If anyone can post pictures of a simular hitch like I am talking about, or knows of some sites, I sure would appriciate it. 
Thanks a lot.
Dennis


----------



## Old Vet (Oct 15, 2006)

Instead of building a three point hitch you might be able to use the rear tires on the tiller to move up and down and use them instead of lifting the three point hitch. To do this you need to make an axel to put on the back and a pull leaver to make them go up and down. It will be easier than trying to lift the hole thing expetaly the motor and transmision. Just make sloted place to make it the right hight for up and down.


----------



## moopups (May 12, 2002)

The 'knee action' your describing is known as a 'top over center' movement, 92 degrees is the standard. Without pictures such is hard to understand, do you have a digital camera?

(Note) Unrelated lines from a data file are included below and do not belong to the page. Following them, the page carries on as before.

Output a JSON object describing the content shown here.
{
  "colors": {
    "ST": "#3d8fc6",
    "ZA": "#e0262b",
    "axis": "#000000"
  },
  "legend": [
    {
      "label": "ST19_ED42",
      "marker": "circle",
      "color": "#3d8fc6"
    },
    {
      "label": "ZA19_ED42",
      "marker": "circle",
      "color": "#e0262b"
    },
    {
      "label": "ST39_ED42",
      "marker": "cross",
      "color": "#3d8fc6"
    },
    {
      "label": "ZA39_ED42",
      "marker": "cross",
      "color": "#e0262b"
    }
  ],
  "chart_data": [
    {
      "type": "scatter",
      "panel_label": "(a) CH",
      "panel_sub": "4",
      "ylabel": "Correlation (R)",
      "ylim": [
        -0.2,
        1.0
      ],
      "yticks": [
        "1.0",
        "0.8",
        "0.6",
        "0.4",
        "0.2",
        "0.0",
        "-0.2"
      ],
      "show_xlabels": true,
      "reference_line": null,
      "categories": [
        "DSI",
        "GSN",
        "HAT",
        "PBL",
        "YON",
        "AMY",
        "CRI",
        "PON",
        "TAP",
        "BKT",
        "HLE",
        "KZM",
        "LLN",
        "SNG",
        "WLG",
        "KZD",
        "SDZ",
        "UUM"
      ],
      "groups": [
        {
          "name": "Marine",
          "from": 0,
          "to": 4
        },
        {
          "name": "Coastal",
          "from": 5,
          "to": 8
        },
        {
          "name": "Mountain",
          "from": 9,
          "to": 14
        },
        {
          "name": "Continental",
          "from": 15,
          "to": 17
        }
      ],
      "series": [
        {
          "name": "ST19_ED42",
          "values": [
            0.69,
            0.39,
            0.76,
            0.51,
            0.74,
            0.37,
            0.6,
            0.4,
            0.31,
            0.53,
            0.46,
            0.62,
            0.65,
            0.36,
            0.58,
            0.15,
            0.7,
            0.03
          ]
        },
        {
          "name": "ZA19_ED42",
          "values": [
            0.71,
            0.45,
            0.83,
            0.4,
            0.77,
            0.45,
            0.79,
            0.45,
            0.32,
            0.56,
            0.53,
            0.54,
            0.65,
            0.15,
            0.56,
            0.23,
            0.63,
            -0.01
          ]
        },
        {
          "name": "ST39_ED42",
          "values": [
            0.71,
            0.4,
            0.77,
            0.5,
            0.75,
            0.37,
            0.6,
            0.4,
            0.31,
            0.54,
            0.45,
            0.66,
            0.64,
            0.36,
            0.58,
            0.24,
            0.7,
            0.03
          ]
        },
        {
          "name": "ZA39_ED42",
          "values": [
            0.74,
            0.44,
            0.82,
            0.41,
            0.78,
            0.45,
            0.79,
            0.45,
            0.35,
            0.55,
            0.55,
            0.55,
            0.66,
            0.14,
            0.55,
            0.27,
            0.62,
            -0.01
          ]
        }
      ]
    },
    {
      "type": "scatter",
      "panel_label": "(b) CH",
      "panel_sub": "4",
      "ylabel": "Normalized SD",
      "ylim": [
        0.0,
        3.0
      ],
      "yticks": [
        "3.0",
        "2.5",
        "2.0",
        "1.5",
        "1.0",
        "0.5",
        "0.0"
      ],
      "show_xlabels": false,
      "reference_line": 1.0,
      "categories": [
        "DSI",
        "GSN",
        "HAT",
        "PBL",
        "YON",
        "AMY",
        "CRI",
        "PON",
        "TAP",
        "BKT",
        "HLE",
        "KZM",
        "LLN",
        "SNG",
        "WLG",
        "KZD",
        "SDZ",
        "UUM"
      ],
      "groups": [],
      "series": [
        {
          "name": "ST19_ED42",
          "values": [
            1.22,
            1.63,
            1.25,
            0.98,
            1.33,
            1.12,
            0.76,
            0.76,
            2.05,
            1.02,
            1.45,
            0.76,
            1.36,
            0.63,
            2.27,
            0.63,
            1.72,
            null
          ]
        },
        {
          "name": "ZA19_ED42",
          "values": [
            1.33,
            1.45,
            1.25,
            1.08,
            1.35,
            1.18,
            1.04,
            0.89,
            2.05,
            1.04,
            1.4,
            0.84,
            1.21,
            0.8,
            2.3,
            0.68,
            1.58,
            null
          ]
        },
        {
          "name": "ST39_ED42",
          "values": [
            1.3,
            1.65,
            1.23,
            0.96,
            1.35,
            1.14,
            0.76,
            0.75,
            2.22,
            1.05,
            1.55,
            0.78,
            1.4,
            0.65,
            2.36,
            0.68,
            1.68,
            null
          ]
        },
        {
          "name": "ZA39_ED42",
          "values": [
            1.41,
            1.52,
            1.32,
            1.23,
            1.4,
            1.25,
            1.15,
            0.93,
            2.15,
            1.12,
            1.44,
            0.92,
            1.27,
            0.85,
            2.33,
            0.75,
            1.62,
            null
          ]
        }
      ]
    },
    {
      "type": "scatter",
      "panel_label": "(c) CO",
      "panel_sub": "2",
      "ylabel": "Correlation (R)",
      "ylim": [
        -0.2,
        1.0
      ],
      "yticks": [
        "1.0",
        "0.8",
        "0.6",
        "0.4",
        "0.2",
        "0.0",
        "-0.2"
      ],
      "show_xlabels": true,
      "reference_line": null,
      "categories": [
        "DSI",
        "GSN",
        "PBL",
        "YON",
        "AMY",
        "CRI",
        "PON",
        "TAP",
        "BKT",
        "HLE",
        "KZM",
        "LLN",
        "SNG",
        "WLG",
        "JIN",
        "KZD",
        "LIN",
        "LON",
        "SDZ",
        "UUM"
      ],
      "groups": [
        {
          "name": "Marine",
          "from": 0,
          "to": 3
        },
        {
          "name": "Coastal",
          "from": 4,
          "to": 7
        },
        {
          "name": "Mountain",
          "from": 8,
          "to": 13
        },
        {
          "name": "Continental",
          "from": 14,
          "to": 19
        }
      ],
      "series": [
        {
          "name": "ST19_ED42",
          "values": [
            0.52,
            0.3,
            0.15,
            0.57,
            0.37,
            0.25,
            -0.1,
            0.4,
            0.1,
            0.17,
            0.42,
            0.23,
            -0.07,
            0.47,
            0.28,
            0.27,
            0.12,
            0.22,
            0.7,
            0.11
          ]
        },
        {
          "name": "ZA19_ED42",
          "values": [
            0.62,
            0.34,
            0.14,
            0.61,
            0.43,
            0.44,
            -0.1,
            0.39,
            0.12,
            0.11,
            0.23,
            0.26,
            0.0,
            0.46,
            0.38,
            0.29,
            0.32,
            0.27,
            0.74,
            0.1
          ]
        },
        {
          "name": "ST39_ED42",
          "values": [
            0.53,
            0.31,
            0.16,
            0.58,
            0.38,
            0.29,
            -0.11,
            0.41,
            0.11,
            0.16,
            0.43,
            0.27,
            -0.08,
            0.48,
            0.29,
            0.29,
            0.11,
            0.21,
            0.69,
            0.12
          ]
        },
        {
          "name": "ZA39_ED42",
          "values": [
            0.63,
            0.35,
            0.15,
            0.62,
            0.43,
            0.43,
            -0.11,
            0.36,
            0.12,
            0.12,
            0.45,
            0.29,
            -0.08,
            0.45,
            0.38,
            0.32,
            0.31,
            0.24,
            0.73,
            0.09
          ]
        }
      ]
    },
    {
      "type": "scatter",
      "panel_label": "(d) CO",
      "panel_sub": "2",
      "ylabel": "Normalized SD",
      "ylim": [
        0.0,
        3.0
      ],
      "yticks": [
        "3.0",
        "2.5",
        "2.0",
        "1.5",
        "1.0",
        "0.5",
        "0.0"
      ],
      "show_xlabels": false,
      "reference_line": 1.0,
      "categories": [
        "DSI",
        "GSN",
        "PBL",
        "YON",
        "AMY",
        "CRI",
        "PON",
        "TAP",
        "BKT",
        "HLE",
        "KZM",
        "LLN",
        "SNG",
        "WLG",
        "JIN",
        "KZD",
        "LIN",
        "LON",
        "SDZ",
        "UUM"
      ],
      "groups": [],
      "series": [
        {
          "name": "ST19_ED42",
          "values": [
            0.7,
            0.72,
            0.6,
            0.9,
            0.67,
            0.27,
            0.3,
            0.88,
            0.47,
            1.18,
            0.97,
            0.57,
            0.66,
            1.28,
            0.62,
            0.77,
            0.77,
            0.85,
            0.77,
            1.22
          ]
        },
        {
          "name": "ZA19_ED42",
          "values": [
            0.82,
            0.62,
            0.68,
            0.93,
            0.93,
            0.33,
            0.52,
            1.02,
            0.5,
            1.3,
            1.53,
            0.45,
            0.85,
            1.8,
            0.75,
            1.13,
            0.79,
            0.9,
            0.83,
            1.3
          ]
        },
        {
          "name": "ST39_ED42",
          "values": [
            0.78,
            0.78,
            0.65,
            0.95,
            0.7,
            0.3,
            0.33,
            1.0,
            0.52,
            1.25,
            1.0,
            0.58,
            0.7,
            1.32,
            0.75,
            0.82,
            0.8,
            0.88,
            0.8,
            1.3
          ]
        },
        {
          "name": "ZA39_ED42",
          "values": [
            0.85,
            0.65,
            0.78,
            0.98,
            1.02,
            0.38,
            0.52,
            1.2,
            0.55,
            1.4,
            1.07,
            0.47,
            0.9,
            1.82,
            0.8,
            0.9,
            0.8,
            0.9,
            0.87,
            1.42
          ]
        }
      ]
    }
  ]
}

A flexible mounted axel equipped with acme threaded rod and receivers could work (think piano stool), but without a visual I cannot create a mental image.


----------



## crafty2002 (Aug 23, 2006)

moopups, the top over center movement is exactly what I am trying to do. I was useing the 3 point hitch as a point of origin. Now sence I have someone that knows what I am talking about, willing to help, maybe I can get a little more into it.
I am not wanting to raise the whole unit up. I have two 10" x 3 1/2" solid rubber tires that will support the rear of the contraption, for no other word. 
I have built a frame 38" wide x 19" long with the wheels at the very rear. 
I used the tines from old tillers and have them all welded together with a 4" pulley in the center and pillow block bearings on both ends and one just to the side of where the pulley is. 
What I need to do is raise the front with a handle that, as you say, after it passes the center of movement it will stay put until I lower it again. 
The tines are center on the front of the frame and I have a Y shaped hitch that it will be pulled by, so I can turn around and the whole thing will trail like a trailer, and have it where it breaks at the front of the back frame. It raises and lowers now, if I had someone that could walk beside it and do it manually, but that would mean haveing to hold the front of it up which includes the tines on the shaft, bearings, engine, etc.,.
I just can't remeber or even figure out the over the center action.
I am usually very good at this sort of thing but this has got me so bumfuzeled it ain't funny. 
I just can't picture how this thing to save my life. 
I amy have just realized what I have been looking for, I'm not sure. I will go look after it cools off some. 98* and in the sun is too hot for me, but if anyone has any pictures of anything that has this over the center deal, I sure would appriciate it.

Thanks
Dennis


----------



## Old Vet (Oct 15, 2006)

On the ront end you need to have the hithc fited on a a pull point then useing a overcenter to make the hitch move up and down. Just make sure that the overcenter maove past the top point and let it stay their. If the top is 90 dertees then make it 100 degrees. and then make sure it will stop their.Gravity will keep the front end their. Let the front end down and make a stop to keep it from going too deep.


----------



## moopups (May 12, 2002)

Clostly examin a chain binder and copy its design.


----------



## crafty2002 (Aug 23, 2006)

moopups said:


> Clostly examin a chain binder and copy its design.


There ya go moopups. I went down and looked at one of the tillers I have and kept studying the engagement mechcanics, and it dawned on me that I had a chain binder I'll never use. A really big one that I picked up in the parking lot some trucker lost. Well, if I hadn't picked it up, someone else would have. 
I kept looking at it and decided it will work just fine, and was going to tell ya'll, but I see ya beat me to the punch.
You can't beat dum old American engineering, LOL.
Thanks for ya'lls time. I will post some pictures as soon as I can get my sister to teach me how. 
God Bless
Dennis


----------